Death of the Flushing Toilet?

Published: 31/05/2023 By Allan Fuller

A Finnish Huussi, or composting toilet, has been built in the centre of the country's pavilion at this year's Venice Architecture Biennale, which aims at critically exploring the world's unsustainable approach to sanitation.

Declaring the "death of the flushing toilet as we know it" the pavilion, called Huussi – Imagining the Future History of Sanitation, was designed by The Dry Collective – a group of architects, designers and artists, and curated by Arja Renell.

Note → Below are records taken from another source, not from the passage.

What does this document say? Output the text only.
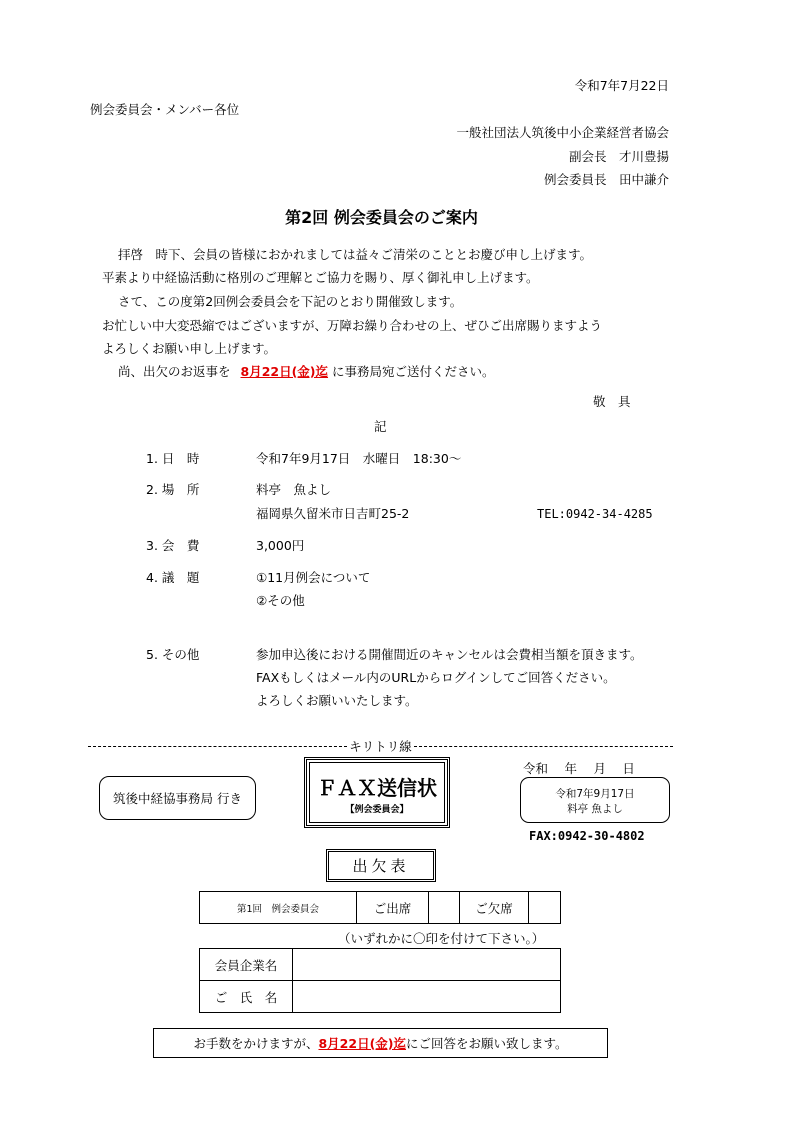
令和7年7月22日
例会委員会・メンバー各位
一般社団法人筑後中小企業経営者協会
副会長　才川豊揚
例会委員長　田中謙介
第2回 例会委員会のご案内
拝啓　時下、会員の皆様におかれましては益々ご清栄のこととお慶び申し上げます。
平素より中経協活動に格別のご理解とご協力を賜り、厚く御礼申し上げます。
さて、この度第2回例会委員会を下記のとおり開催致します。
お忙しい中大変恐縮ではございますが、万障お繰り合わせの上、ぜひご出席賜りますよう
よろしくお願い申し上げます。
尚、出欠のお返事を 8月22日(金)迄 に事務局宛ご送付ください。
敬　具
記
1. 日　時	令和7年9月17日　水曜日　18:30～
2. 場　所	料亭　魚よし
福岡県久留米市日吉町25-2	TEL:0942-34-4285
3. 会　費	3,000円
4. 議　題	①11月例会について
②その他
5. その他	参加申込後における開催間近のキャンセルは会費相当額を頂きます。
FAXもしくはメール内のURLからログインしてご回答ください。
よろしくお願いいたします。
キリトリ線
筑後中経協事務局 行き	ＦＡＸ送信状
【例会委員会】
令和　 年　 月　 日
令和7年9月17日
料亭 魚よし
FAX:0942-30-4802
出欠表
第1回　例会委員会	ご出席	ご欠席
（いずれかに〇印を付けて下さい。）
会員企業名
ご　氏　名
お手数をかけますが、 8月22日(金)迄 にご回答をお願い致します。
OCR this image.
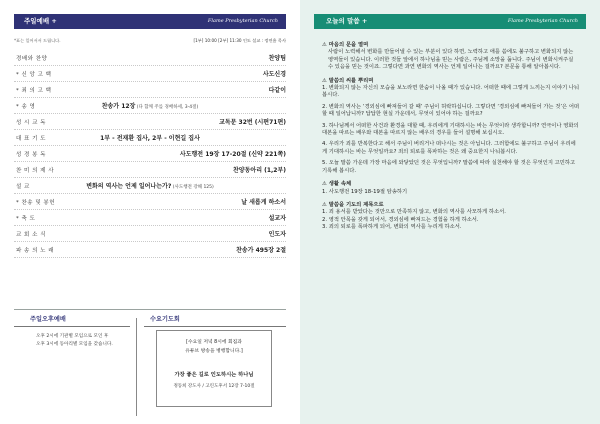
주일예배 +	Flame Presbyterian Church
*표는 일어서서 드립니다.	[1부] 10:00 [2부] 11:30 인도 설교 : 정연흠 목사
경배와 찬양	찬양팀
* 신 앙 고 백	사도신경
* 죄 의 고 백	다같이
* 송 영	찬송가 12장 (다 함께 주를 경배하세, 3-4절)
성 시 교 독	교독문 32번 (시편71편)
대 표 기 도	1부 - 전재환 집사, 2부 - 이현길 집사
성 경 봉 독	사도행전 19장 17-20절 (신약 221쪽)
찬 미 의 제 사	찬양동아리 (1,2부)
설 교	변화의 역사는 언제 일어나는가? (사도행전 강해 125)
* 찬송 및 봉헌	날 새롭게 하소서
* 축 도	설교자
교 회 소 식	인도자
파 송 의 노 래	찬송가 495장 2절
주일오후예배
오후 2시에 기관별 모임으로 모인 후
오후 3시에 동아리별 모임을 갖습니다.
수요기도회
[수요일 저녁 8시에 회집과
유튜브 방송을 병행합니다.]
가장 좋은 길로 인도하시는 하나님
정동희 강도사 / 고린도후서 12장 7-10절
오늘의 말씀 +	Flame Presbyterian Church
⚠ 마음의 문을 열며
사람이 노력해서 변화를 만들어낼 수 있는 부분이 있다 하면, 노력하고 애를 씀에도 불구하고 변화되지 않는 영역들이 있습니다. 이러한 것들 앞에서 하나님을 믿는 사람은, 주님께 소망을 둡니다. 주님이 변화시켜주실 수 있음을 믿는 것이죠. 그렇다면 과연 변화의 역사는 언제 일어나는 걸까요? 본문을 통해 알아봅시다.
⚠ 말씀의 씨를 뿌리며
1. 변화되지 않는 자신의 모습을 보노라면 한숨이 나올 때가 있습니다. 어떠한 때에 그렇게 느끼는지 이야기 나눠봅시다.
2. 변화의 역사는 ‘경외심에 빠져들어 갈 때’ 주님이 허락하십니다. 그렇다면 ‘경외심에 빠져들어 가는 것’은 어떠할 때 일어납니까? 답답한 현실 가운데서, 무엇이 있어야 하는 걸까요?
3. 하나님께서 어떠한 사건과 환경을 대할 때, 우리에게 기대하시는 바는 무엇이라 생각합니까? 연극이나 영화의 대본을 따르는 배우와 대본을 따르지 않는 배우의 경우를 들어 설명해 보십시오.
4. 우리가 죄를 반복한다고 해서 주님이 버리거나 떠나시는 것은 아닙니다. 그러함에도 불구하고 주님이 우리에게 기대하시는 바는 무엇일까요? 죄의 퇴로를 폭파하는 것은 왜 중요한지 나눠봅시다.
5. 오늘 말씀 가운데 가장 마음에 와닿았던 것은 무엇입니까? 말씀에 따라 실천해야 할 것은 무엇인지 고민하고 기록해 봅시다.
⚠ 생활 속체
1. 사도행전 19장 18-19절 암송하기
⚠ 말씀을 기도의 제목으로
1. 죄 용서를 받았다는 것만으로 만족하지 않고, 변화의 역사를 사모하게 하소서.
2. 영적 안목을 갖게 되어서, 경외심에 빠져드는 경험을 하게 하소서.
3. 죄의 퇴로를 폭파하게 되어, 변화의 역사를 누리게 하소서.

The Finnish Pavilion is called Huussi – Imagining the Future History of Sanitation. The project is a response to the theme of the 2023 Venice Architecture Biennale, The Laboratory of the Future, curated by Lesley Lokko and asking participants to consider what it means for architects to be "agents of change".

Finland's display begins with a mock archaeological excavation of a typical flushing toilet – responsible for 30 per cent of domestic water use in developed economies – in the grounds of the Alvar Aalto-designed pavilion, symbolically consigning it to the distant past. It explores the world's unsustainable approach to sanitation.

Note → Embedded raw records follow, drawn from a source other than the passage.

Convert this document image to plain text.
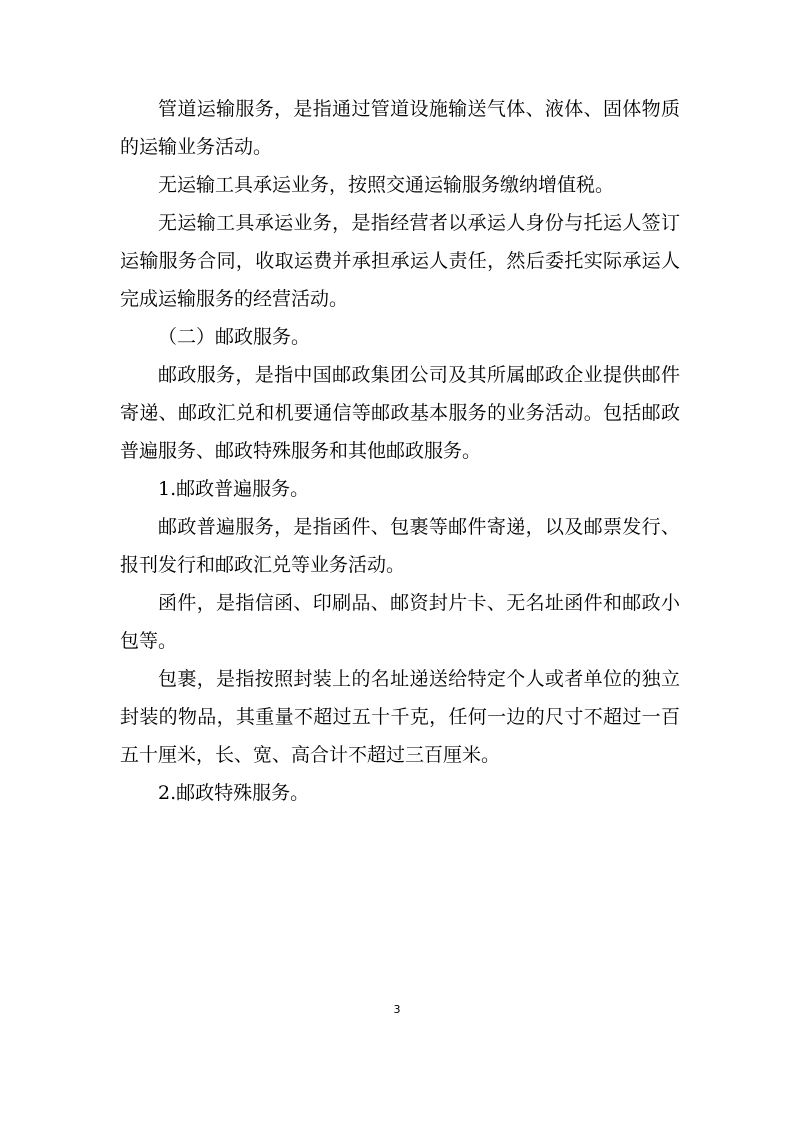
管道运输服务，是指通过管道设施输送气体、液体、固体物质的运输业务活动。

无运输工具承运业务，按照交通运输服务缴纳增值税。

无运输工具承运业务，是指经营者以承运人身份与托运人签订运输服务合同，收取运费并承担承运人责任，然后委托实际承运人完成运输服务的经营活动。

（二）邮政服务。

邮政服务，是指中国邮政集团公司及其所属邮政企业提供邮件寄递、邮政汇兑和机要通信等邮政基本服务的业务活动。包括邮政普遍服务、邮政特殊服务和其他邮政服务。

1.邮政普遍服务。

邮政普遍服务，是指函件、包裹等邮件寄递，以及邮票发行、报刊发行和邮政汇兑等业务活动。

函件，是指信函、印刷品、邮资封片卡、无名址函件和邮政小包等。

包裹，是指按照封装上的名址递送给特定个人或者单位的独立封装的物品，其重量不超过五十千克，任何一边的尺寸不超过一百五十厘米，长、宽、高合计不超过三百厘米。

2.邮政特殊服务。

3
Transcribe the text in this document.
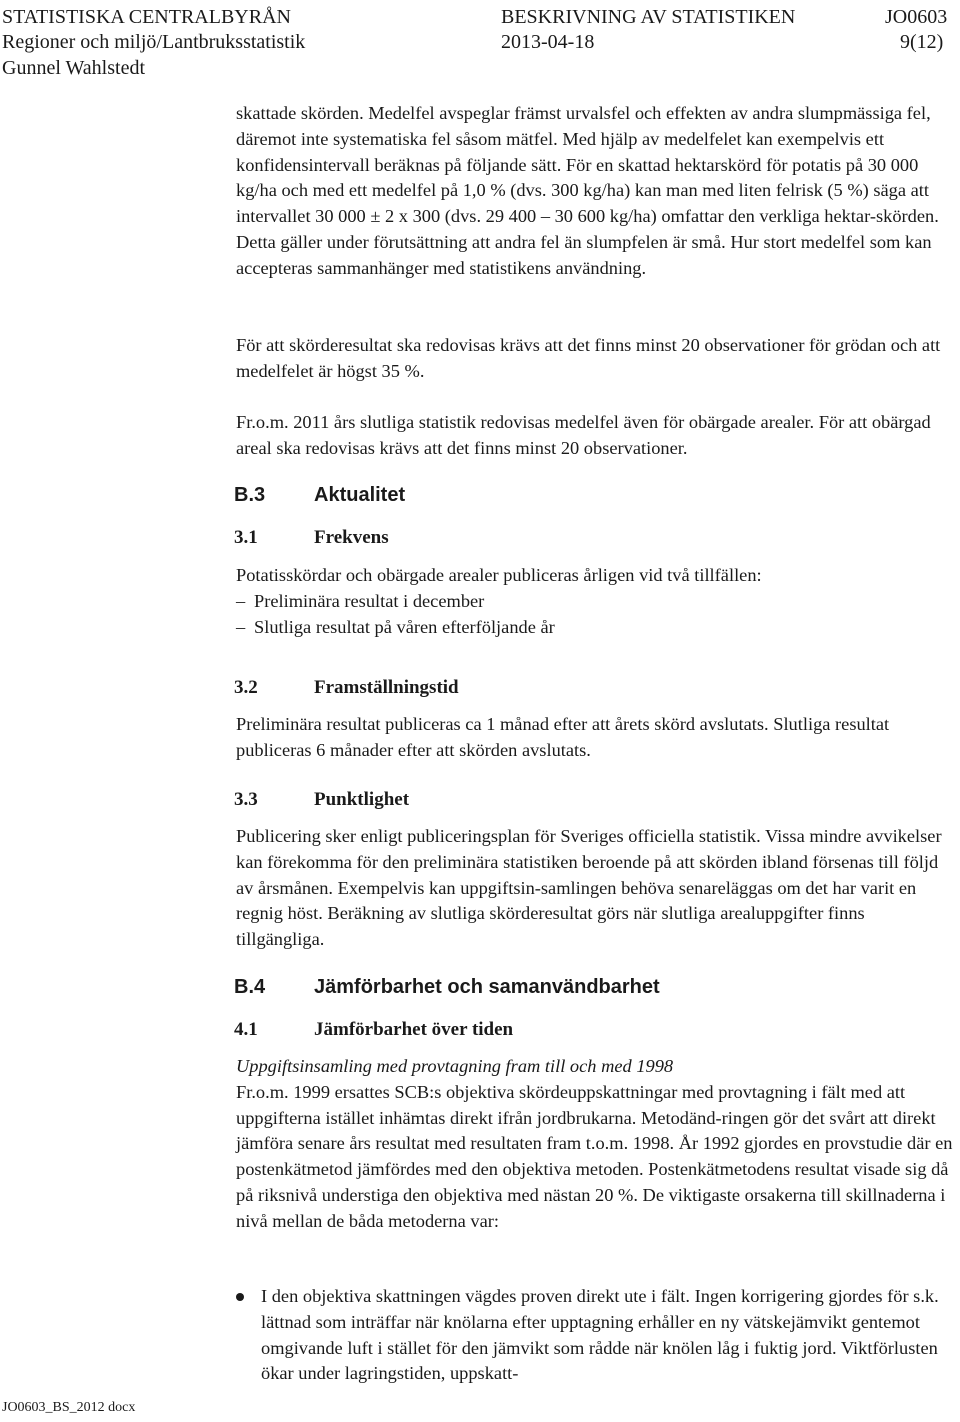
STATISTISKA CENTRALBYRÅN	BESKRIVNING AV STATISTIKEN	JO0603
Regioner och miljö/Lantbruksstatistik	2013-04-18	9(12)
Gunnel Wahlstedt

skattade skörden. Medelfel avspeglar främst urvalsfel och effekten av andra slumpmässiga fel, däremot inte systematiska fel såsom mätfel. Med hjälp av medelfelet kan exempelvis ett konfidensintervall beräknas på följande sätt. För en skattad hektarskörd för potatis på 30 000 kg/ha och med ett medelfel på 1,0 % (dvs. 300 kg/ha) kan man med liten felrisk (5 %) säga att intervallet 30 000 ± 2 x 300 (dvs. 29 400 – 30 600 kg/ha) omfattar den verkliga hektar-skörden. Detta gäller under förutsättning att andra fel än slumpfelen är små. Hur stort medelfel som kan accepteras sammanhänger med statistikens användning.

För att skörderesultat ska redovisas krävs att det finns minst 20 observationer för grödan och att medelfelet är högst 35 %.

Fr.o.m. 2011 års slutliga statistik redovisas medelfel även för obärgade arealer. För att obärgad areal ska redovisas krävs att det finns minst 20 observationer.

B.3 Aktualitet
3.1	Frekvens

Potatisskördar och obärgade arealer publiceras årligen vid två tillfällen:

– Preliminära resultat i december
– Slutliga resultat på våren efterföljande år
3.2	Framställningstid

Preliminära resultat publiceras ca 1 månad efter att årets skörd avslutats. Slutliga resultat publiceras 6 månader efter att skörden avslutats.

3.3	Punktlighet

Publicering sker enligt publiceringsplan för Sveriges officiella statistik. Vissa mindre avvikelser kan förekomma för den preliminära statistiken beroende på att skörden ibland försenas till följd av årsmånen. Exempelvis kan uppgiftsin-samlingen behöva senareläggas om det har varit en regnig höst. Beräkning av slutliga skörderesultat görs när slutliga arealuppgifter finns tillgängliga.

B.4 Jämförbarhet och samanvändbarhet
4.1	Jämförbarhet över tiden

Uppgiftsinsamling med provtagning fram till och med 1998

Fr.o.m. 1999 ersattes SCB:s objektiva skördeuppskattningar med provtagning i fält med att uppgifterna istället inhämtas direkt ifrån jordbrukarna. Metodänd-ringen gör det svårt att direkt jämföra senare års resultat med resultaten fram t.o.m. 1998. År 1992 gjordes en provstudie där en postenkätmetod jämfördes med den objektiva metoden. Postenkätmetodens resultat visade sig då på riksnivå understiga den objektiva med nästan 20 %. De viktigaste orsakerna till skillnaderna i nivå mellan de båda metoderna var:

I den objektiva skattningen vägdes proven direkt ute i fält. Ingen korrigering gjordes för s.k. lättnad som inträffar när knölarna efter upptagning erhåller en ny vätskejämvikt gentemot omgivande luft i stället för den jämvikt som rådde när knölen låg i fuktig jord. Viktförlusten ökar under lagringstiden, uppskatt-
JO0603_BS_2012 docx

"We cannot live on a planet where billions of people use rapidly diminishing freshwater resources to flush their waste," said curator Arja Renell. "The whole system needs to change," she continued. "A shift will come as we begin to see our waste as a valuable resource, and transition to treating it as such."

Inside the pavilion, a cross-laminated timber (CLT) structure contains a domestic-scale Huussi, surrounded by wooden planters that have been fertilised using human urine-based fertiliser.

While the toilet cannot be used by visitors during the biennale, it will afterwards be donated to VERAS, a local non-profit organisation that owns an agricultural part and allotments on the nearby Venetian island of Vignole.